Serüven, keşfetme ve merak duygusu… Jules Verne kitaplarının neden çocuk edebiyatıyla bu denli fazla anılıyor oluşunun cevabı da burada verilebilir. Çocukların ilk yaşlarından itibaren keşfetmeye duydukları ilgi ve dünyayı tanıma çabaları hâliyle bir ihtiyacı zorunlu kılmaktadır: çocuk yazını. Bu noktada çocuk yazınının çocuklara yeni şeyler keşfettirirken bir yandan da keşfetmeyi ve merakın peşinden koşmayı öğretmesi gerekir. Çocuk edebiyatının bu işlevselci tutumu onu diğer edebî türlerden daha ayrı bir noktada konumlandırmaktadır. Çocuğun gelişimi sırasında merak duygusu araştırmayı tetikler ve bu durum öğrenmeye giden yolun en etkili yöntemidir. Tüm bu unsurlar göz önüne alındığında Jules Verne’in kitapları çocuk okur için için ilgi çekicidir, demek yanlış olmaz. Çocuklar için yazılan bir kitabın üslubunun fazla girift olması işlevselliğini yitirmesine sebep olabilir, Jules Verne’in yazım üslubu göz önüne alındığında bu konuda da çocuk okuru destekleyecek bir eğilimi olduğunu söylemek mümkündür. Aynı zamanda hikâyenin işleyişi sırasında kesintiye uğramaması, ritmin hiçbir şekilde bozulmaması çocuğun hikâye anlatısının içine girebilmesini mümkün kılar. Makalemizde örnek olarak incelediğimiz Seksen Günde Devri Âlem romanı hem üslup hem de içerik olarak bahsettiğimiz her ayrıntıya ziyadesiyle iyi örnek teşkil etmektedir. Roman boyunca maceranın dozunun hiç kesilmemesi sade bir üslupla da birleşince roman çocuk-okur üzerinde büyük bir etki uyandırmaktadır. 

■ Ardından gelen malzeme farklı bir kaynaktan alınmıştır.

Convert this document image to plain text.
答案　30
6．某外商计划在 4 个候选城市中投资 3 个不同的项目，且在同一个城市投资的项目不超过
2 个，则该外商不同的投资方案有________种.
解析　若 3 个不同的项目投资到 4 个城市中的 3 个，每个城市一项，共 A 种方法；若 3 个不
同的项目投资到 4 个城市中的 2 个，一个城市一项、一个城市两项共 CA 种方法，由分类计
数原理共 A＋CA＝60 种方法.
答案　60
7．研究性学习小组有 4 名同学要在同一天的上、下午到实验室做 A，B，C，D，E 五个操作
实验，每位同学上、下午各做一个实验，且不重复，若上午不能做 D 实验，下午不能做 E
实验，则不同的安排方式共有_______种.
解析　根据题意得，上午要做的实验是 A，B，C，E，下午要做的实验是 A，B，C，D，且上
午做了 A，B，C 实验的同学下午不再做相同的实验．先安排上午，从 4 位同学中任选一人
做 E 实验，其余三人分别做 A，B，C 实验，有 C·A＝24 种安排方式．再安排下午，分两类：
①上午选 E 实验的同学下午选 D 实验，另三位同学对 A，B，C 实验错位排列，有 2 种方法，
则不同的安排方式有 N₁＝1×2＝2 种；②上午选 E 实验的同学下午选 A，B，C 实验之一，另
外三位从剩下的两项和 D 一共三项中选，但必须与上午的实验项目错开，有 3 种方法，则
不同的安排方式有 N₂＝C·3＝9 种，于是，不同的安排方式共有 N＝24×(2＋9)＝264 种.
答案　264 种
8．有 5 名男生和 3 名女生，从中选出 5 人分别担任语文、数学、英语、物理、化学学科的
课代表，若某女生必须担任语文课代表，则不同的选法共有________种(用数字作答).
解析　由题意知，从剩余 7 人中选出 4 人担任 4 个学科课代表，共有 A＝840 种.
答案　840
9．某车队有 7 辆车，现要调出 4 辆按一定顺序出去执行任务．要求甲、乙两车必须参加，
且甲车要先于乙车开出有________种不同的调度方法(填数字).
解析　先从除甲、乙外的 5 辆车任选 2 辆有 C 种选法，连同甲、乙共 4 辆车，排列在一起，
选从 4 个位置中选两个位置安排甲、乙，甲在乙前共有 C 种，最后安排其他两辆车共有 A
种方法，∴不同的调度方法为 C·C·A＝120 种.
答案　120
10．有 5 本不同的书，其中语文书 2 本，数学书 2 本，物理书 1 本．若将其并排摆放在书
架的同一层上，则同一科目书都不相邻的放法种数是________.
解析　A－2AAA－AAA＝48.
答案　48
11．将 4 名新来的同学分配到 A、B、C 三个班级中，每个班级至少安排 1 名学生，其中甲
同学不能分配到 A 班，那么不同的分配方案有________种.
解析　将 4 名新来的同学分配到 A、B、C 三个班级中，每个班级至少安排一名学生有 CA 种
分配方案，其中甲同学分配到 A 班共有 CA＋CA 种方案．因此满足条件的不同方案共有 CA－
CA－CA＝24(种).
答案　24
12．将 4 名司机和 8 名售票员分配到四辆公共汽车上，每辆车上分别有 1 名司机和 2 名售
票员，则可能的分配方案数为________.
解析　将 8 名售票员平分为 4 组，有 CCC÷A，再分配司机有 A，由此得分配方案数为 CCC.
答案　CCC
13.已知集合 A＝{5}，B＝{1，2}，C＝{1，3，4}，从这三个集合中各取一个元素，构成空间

“Merak” unsurunun bir edebî türün çıkış noktalarından biri olması, metinlerin ilerleyişindeki dikkat çekici ana etken olması ve okurun üzerinde kurduğu hâkimiyet onun ne kadar önemli bir temel yapı taşı olduğunu göstermektedir. Bir metni bütün dinamikleriyle ele alırken tek bir kavramı kullanabilmek aslında metni oluşturan dinamiklerin (yazar, okur, metnin kendisi, yazıldığı çevre ve dönem) nasıl da birbiri ile ilişkili olduğunu bize göstermektedir. Seksen Günde Devri Âlem minvalinde düşünüldüğünde de tek bir unsurun tüm dinamikleri birbiri ile ilişkilendirebilmesi, bu metnin gücünü temsil etmektedir. İster çocuk edebiyatı başlığı altında olsun isterse yetişkin edebiyatı, hiç fark etmez, bu roman tüm dinamikleriyle tutarlıdır ve gücünü bu tutarlılıktan almaktadır.

 

Kaynakça                                                                                            

Verne, Jules. Seksen Günde Devri Âlem. İstanbul: İthaki Yayınları, 2008.